Medellín es una novela de Mejía Vallejo o de Carrasquilla y, claro, también una crónica de Abad hijo recordando al Abad padre, o un relato de Memo Ánjel y sus mesas de judíos. No es ya el teatro Bolívar o el Junín, referentes culturales de una generación extinguida, pero es el uniforme cine de hipermercado, o el centro comercial macdonalizado. Es, o era, la morcilla de las señoras de Tejelo y de las vendedoras de arepas de un Carabobo transmutado en paseo comercial. O cultural, dicen.

Uno hereda la ciudad. Como la lengua. O como la sangre. Así, en cada uno, aunque no lo sepa, hay un poco de sudor de obreros, de sus plusvalías textileras; un poco del barrio que ya no es. Tal vez unos rescoldos de calderas fabriles y hasta el alarido de Marañas, cuando, a fines del siglo XIX, al inaugurarse en Medellín el alumbrado eléctrico, proclamó con ufanía, mirando al cielo de su nueva ciudad: “¡Luna, a alumbrar a los pueblos!”.

Una ciudad, como esta, con nuevos cementos y bibliotecas barriales, es más que una concepción físico-espacial: es una entrada a la imaginación, a paisajes invisibles. Es, por ejemplo, aquel cafetín sin decorados y sin música, hecho para el ejercicio de la palabra y la fraternidad. Los planeadores la piensan para el intercambio de mercancías y las rentabilidades, pero la ciudad debe estar hecha para la relación inteligente con el otro.

Una ciudad, digamos Medellín, es un álbum de afinidades, de amores y odios compartidos. Y es el hombre que la habita, la padece y goza. No puede ser una prisión, ni una apología a los réditos económicos. Debe ser un espacio para el imprescindible ejercicio de la libertad y la imaginación, el mismo que trasciende lo catastral, lo burocrático.

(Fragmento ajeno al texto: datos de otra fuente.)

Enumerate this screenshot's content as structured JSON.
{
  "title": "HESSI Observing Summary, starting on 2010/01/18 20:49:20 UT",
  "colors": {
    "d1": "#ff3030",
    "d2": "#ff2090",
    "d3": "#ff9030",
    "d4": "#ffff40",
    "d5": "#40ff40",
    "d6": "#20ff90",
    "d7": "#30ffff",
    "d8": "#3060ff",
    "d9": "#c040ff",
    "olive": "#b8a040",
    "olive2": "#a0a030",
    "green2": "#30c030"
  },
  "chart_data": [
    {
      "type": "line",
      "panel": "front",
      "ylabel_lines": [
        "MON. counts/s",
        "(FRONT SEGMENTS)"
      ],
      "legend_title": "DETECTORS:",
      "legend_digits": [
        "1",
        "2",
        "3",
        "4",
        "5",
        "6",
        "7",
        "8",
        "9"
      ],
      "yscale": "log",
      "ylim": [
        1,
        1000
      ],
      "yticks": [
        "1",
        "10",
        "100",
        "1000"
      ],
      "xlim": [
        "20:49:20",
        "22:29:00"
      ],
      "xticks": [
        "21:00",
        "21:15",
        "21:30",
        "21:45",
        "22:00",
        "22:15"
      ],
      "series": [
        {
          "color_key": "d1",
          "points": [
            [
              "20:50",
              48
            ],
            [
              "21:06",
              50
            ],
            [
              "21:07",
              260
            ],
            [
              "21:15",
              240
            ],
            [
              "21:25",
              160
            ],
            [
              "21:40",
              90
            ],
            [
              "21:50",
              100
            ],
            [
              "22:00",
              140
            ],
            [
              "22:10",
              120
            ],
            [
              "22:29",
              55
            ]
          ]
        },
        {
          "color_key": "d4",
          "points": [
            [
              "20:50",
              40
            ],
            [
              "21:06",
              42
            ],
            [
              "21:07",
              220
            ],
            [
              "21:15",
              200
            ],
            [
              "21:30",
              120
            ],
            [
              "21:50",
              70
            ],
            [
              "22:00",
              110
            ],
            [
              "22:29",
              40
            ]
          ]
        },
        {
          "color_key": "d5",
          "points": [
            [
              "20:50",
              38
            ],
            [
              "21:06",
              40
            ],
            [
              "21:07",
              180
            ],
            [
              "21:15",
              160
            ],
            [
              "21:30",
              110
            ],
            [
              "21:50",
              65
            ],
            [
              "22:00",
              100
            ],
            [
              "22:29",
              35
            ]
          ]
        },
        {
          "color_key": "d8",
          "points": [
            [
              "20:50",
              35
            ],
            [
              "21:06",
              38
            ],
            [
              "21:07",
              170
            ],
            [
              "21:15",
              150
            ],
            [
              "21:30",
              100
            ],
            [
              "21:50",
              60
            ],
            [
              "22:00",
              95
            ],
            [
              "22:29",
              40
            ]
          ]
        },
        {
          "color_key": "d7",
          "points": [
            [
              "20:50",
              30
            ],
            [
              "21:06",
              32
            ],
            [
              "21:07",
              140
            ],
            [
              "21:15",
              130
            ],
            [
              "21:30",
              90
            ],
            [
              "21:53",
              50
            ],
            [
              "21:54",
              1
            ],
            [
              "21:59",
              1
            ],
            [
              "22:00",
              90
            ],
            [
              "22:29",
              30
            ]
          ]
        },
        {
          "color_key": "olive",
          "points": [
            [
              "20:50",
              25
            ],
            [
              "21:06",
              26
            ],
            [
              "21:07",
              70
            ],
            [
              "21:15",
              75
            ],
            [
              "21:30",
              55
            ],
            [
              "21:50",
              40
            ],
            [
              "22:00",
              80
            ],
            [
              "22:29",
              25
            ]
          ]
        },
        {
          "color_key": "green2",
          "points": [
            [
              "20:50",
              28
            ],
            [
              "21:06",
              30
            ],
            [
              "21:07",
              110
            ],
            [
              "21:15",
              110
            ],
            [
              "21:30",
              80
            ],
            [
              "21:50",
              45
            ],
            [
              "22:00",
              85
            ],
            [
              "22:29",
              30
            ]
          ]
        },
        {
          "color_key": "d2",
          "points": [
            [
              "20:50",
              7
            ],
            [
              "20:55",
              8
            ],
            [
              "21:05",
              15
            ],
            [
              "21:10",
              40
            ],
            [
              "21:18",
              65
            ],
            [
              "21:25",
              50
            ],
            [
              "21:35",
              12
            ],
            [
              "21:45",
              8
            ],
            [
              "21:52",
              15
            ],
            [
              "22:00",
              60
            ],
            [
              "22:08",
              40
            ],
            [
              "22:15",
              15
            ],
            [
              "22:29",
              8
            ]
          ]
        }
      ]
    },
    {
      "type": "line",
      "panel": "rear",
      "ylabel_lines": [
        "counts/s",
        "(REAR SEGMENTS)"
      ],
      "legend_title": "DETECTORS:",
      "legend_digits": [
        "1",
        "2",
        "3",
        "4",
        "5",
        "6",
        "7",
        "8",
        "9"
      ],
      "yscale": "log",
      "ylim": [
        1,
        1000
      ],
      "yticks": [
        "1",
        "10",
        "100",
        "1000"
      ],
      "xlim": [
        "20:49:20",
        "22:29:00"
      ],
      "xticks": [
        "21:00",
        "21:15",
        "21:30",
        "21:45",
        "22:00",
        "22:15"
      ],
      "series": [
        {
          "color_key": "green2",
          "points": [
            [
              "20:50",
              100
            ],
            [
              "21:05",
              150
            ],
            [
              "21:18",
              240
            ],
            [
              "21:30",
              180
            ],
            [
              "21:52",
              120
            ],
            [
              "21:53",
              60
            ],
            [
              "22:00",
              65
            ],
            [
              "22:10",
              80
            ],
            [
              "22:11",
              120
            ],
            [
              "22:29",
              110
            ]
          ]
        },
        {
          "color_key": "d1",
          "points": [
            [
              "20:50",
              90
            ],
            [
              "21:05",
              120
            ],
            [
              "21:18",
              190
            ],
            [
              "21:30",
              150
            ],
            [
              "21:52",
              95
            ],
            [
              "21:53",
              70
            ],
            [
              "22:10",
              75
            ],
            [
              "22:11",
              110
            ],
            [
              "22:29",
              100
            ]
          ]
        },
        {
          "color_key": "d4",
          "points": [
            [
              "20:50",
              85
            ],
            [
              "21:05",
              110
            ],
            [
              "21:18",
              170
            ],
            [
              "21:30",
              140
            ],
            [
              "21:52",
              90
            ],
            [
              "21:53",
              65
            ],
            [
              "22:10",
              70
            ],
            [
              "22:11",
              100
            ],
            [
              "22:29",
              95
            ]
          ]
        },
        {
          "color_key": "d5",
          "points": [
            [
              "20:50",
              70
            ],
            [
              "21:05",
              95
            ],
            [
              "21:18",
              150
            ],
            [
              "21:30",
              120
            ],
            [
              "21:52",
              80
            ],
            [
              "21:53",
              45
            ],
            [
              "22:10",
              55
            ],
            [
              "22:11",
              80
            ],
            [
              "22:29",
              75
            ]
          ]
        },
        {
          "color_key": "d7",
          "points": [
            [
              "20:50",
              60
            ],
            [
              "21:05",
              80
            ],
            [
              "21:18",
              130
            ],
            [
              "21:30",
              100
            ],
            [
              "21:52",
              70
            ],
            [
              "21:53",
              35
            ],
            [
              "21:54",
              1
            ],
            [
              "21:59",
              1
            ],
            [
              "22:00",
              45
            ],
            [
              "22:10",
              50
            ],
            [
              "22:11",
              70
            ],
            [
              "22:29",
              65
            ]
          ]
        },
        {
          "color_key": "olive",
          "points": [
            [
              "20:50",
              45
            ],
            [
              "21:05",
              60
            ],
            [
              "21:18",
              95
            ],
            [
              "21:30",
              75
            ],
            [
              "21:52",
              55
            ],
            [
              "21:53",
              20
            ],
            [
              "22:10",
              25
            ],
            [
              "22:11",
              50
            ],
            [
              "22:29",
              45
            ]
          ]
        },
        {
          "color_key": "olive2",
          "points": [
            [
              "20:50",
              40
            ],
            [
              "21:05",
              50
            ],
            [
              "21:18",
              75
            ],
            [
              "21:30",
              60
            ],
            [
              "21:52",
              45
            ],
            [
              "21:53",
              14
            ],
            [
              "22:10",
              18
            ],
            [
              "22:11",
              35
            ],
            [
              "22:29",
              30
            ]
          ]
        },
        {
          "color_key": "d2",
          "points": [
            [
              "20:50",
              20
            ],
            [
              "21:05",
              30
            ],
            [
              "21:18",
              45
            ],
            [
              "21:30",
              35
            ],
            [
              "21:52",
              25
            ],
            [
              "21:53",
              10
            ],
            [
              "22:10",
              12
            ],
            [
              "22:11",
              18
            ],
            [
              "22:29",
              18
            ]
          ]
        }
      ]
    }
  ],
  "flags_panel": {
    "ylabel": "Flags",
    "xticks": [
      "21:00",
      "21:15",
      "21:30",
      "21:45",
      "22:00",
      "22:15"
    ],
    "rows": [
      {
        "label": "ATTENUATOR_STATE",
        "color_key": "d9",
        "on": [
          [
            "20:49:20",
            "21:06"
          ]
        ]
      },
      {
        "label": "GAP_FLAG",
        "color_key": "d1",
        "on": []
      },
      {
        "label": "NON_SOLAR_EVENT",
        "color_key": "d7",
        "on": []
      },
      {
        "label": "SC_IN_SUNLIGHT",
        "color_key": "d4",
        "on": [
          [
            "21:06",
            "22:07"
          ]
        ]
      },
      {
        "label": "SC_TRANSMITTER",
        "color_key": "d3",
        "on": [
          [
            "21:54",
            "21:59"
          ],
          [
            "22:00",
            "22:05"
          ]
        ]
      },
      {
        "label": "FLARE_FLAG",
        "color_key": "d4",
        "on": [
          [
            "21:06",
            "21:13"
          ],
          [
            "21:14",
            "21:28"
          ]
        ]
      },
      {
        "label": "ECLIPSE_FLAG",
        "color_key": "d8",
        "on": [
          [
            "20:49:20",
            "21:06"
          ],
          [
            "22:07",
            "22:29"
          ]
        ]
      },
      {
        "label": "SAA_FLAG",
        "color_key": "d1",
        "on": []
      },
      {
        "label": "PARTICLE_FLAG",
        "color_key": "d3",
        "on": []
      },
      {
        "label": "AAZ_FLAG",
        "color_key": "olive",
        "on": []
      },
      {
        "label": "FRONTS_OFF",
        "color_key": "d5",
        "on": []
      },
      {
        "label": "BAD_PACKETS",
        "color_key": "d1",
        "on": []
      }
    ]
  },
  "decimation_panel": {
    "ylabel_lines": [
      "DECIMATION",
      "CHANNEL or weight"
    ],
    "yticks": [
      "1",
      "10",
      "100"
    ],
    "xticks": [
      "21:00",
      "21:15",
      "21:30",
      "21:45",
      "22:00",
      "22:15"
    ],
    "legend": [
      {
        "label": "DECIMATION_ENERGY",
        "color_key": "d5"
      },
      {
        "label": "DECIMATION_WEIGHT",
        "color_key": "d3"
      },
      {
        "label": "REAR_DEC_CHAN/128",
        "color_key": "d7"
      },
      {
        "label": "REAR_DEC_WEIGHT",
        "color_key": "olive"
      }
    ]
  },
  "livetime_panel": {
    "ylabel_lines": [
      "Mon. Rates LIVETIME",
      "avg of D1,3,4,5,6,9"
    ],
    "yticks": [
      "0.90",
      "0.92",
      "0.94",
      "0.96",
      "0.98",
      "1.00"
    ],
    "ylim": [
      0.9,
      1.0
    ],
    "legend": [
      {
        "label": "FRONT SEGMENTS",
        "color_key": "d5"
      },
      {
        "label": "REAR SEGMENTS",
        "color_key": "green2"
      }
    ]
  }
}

Heredamos un poco, o casi nada, la ciudad perdida, la de Salvita, aquel alucinado que en su globo se estrelló contra los techos de la plaza de Guayaquil; la de las madonas festivas de las zonas prohibidas; la del poeta de la barba rojiza; la de los irreverentes alborotadores nadaístas. La de aquellos barrios extraviados que daban carácter y puñaladas.

Y somos de una ciudad que a veces nos sume en soledades, pero, al mismo tiempo, nos ofrece la posibilidad de manosear una gorda boteriana o la de meternos en una sala de teatro. Somos de una ciudad con gente que se rebusca en el semáforo, con muchachos limpiabrisas y contorsionistas de esquina. Ciudad de mendigos y avaros, de opulencias y necesidades, de ladrones y prostitutas.

Heredamos un tanto el cielo de esmog y el canto al trabajo; los campanarios y el desarraigo de los que arribaron empujados por el desamparo. Cada uno, el destechado, el magnate, es ciudad. ¿Qué debe permanecer, qué cambiar?

A veces es una ejercicio de placidez (también de desesperanza) subirse a alguno de sus cerros tutelares y observarla. Ver su “corazón de oro y su pan amargo”, sentir su corazón de máquina y perderse en el paisaje inmenso de casitas simples adornadas por un metro colgante.

Decía el poeta de la barba nórdica, en los albores del siglo XX, que aquí había una total inopia en los cerebros. Puede que el panorama haya cambiado poco. Lo que sí puede ser un consuelo es irse alguna noche a un parque a mirar la luna que Marañas no pudo exiliar.